We all know at least one movie or tv show where parents offer/are forced to refinance their home for their son/daughter's dream/college/medical bills and, somehow, it solves every single problem. We're left to ask ourselves if it's as unrealistic as basically everything else we see in cinema.
If you're thinking about refinancing your mortgage, know that while there are great reasons to do so, there are almost as many equally bad reasons to do so. That said, it often always depends on your unique situation, spending habits and goals.
2 DECENT REASONS TO REFINANCE YOUR MORTGAGEWe say “decent” because again, it really depends on your specific situation.
The first reason to refinance your mortgage is to grow your long-term savings (like retirement) and the second reason is to pay down high interest credit card debt (this is a tricky one).
Now, we're not saying these are 100% perfect reasons in-of-themselves that are not prone to error. But, of all the reasons to refinance, and largely depending on your situation, these are two of the better ones.
Reason 1 - You could possibly grow your savings: You can potentially improve your long term savings goals through refinancing by either lowering the interest rate on your mortgage or by getting a smaller monthly payment. Both of these options, ideally, will give you more cash flow per month to put towards savings, like a great compounding interest account (link here to other post once approved) or for your retirement.
Alternatively (for the first option) the lower your rate is, the faster you could potentially pay it off (as you’ll be paying less interest over the life of the mortgage).
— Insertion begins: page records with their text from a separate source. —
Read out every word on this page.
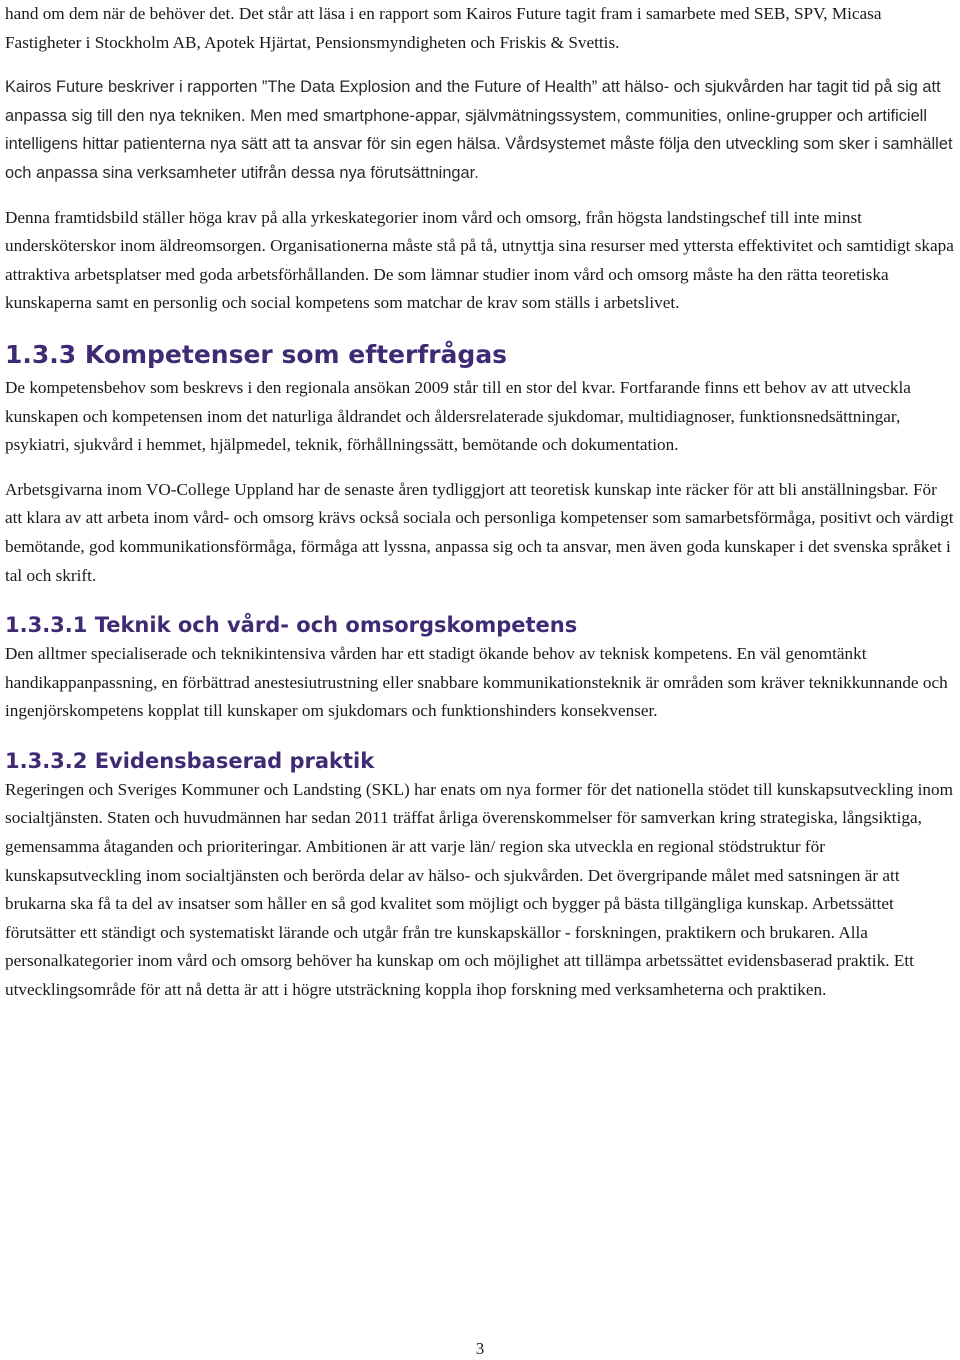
hand om dem när de behöver det. Det står att läsa i en rapport som Kairos Future tagit fram i samarbete med SEB, SPV, Micasa Fastigheter i Stockholm AB, Apotek Hjärtat, Pensionsmyndigheten och Friskis & Svettis.

Kairos Future beskriver i rapporten ”The Data Explosion and the Future of Health” att hälso- och sjukvården har tagit tid på sig att anpassa sig till den nya tekniken. Men med smartphone-appar, självmätningssystem, communities, online-grupper och artificiell intelligens hittar patienterna nya sätt att ta ansvar för sin egen hälsa. Vårdsystemet måste följa den utveckling som sker i samhället och anpassa sina verksamheter utifrån dessa nya förutsättningar.

Denna framtidsbild ställer höga krav på alla yrkeskategorier inom vård och omsorg, från högsta landstingschef till inte minst undersköterskor inom äldreomsorgen. Organisationerna måste stå på tå, utnyttja sina resurser med yttersta effektivitet och samtidigt skapa attraktiva arbetsplatser med goda arbetsförhållanden. De som lämnar studier inom vård och omsorg måste ha den rätta teoretiska kunskaperna samt en personlig och social kompetens som matchar de krav som ställs i arbetslivet.

1.3.3 Kompetenser som efterfrågas

De kompetensbehov som beskrevs i den regionala ansökan 2009 står till en stor del kvar. Fortfarande finns ett behov av att utveckla kunskapen och kompetensen inom det naturliga åldrandet och åldersrelaterade sjukdomar, multidiagnoser, funktionsnedsättningar, psykiatri, sjukvård i hemmet, hjälpmedel, teknik, förhållningssätt, bemötande och dokumentation.

Arbetsgivarna inom VO-College Uppland har de senaste åren tydliggjort att teoretisk kunskap inte räcker för att bli anställningsbar. För att klara av att arbeta inom vård- och omsorg krävs också sociala och personliga kompetenser som samarbetsförmåga, positivt och värdigt bemötande, god kommunikationsförmåga, förmåga att lyssna, anpassa sig och ta ansvar, men även goda kunskaper i det svenska språket i tal och skrift.

1.3.3.1 Teknik och vård- och omsorgskompetens

Den alltmer specialiserade och teknikintensiva vården har ett stadigt ökande behov av teknisk kompetens. En väl genomtänkt handikappanpassning, en förbättrad anestesiutrustning eller snabbare kommunikationsteknik är områden som kräver teknikkunnande och ingenjörskompetens kopplat till kunskaper om sjukdomars och funktionshinders konsekvenser.

1.3.3.2 Evidensbaserad praktik

Regeringen och Sveriges Kommuner och Landsting (SKL) har enats om nya former för det nationella stödet till kunskapsutveckling inom socialtjänsten. Staten och huvudmännen har sedan 2011 träffat årliga överenskommelser för samverkan kring strategiska, långsiktiga, gemensamma åtaganden och prioriteringar. Ambitionen är att varje län/ region ska utveckla en regional stödstruktur för kunskapsutveckling inom socialtjänsten och berörda delar av hälso- och sjukvården. Det övergripande målet med satsningen är att brukarna ska få ta del av insatser som håller en så god kvalitet som möjligt och bygger på bästa tillgängliga kunskap. Arbetssättet förutsätter ett ständigt och systematiskt lärande och utgår från tre kunskapskällor - forskningen, praktikern och brukaren. Alla personalkategorier inom vård och omsorg behöver ha kunskap om och möjlighet att tillämpa arbetssättet evidensbaserad praktik. Ett utvecklingsområde för att nå detta är att i högre utsträckning koppla ihop forskning med verksamheterna och praktiken.

3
The reason having long term savings is just as important as (hopefully) owning your home fully one day is because you want to have steady cash flow, regardless of the season of life you’re in.
When it comes to saving for retirement, you can never get back the years of your youth and the benefit of saving early and in the right ways. Not having a mortgage payment is definitely attractive, but you will not be able to benefit from savings and investment growth as well in your later years.
Yes, there are no guarantees when it comes to returns on investment, and a smaller monthly payment does mean a bit more risk.
Reason 2 - You could possibly pay down high interest credit card debt: This one comes with a huge disclaimer because it could also be one of the worst reasons to do it. Yes, confusing, but it really depends on your situation, what your goals are and what your realistic spending habits are like.
Consider these two situations.
“Mary” refinances her home to pay off $10,000 in credit card debt. She has a good credit score and wants to keep it that way. She does so, pays it off and then uses what was her monthly payment to her credit card and puts it into her compounding savings account every month instead.
“Frank” also refinances his home to pay off $10,000 in credit card debt. His credit score is also good. He pays it down, but then continues to spend the same way he did before, going back to using his credit card and not paying the full balance down every month. He doesn’t come out ahead as he’s racked up a new balance and hasn’t changed his savings habit to match.
The timeline of refinancing also matters a lot if you’re going to use it to pay off debt. If you’re going to repay debt at a lower rate for, say, 30 years, you probably won’t come out better at the end then if you didn’t refinance.
Also, if your credit score is low, you probably won’t get the best rate as it is, and it won’t make the refinancing worth it. That said, always explore all of your options and having a great financial advisor to walk you through all the nuanced choices is a great idea.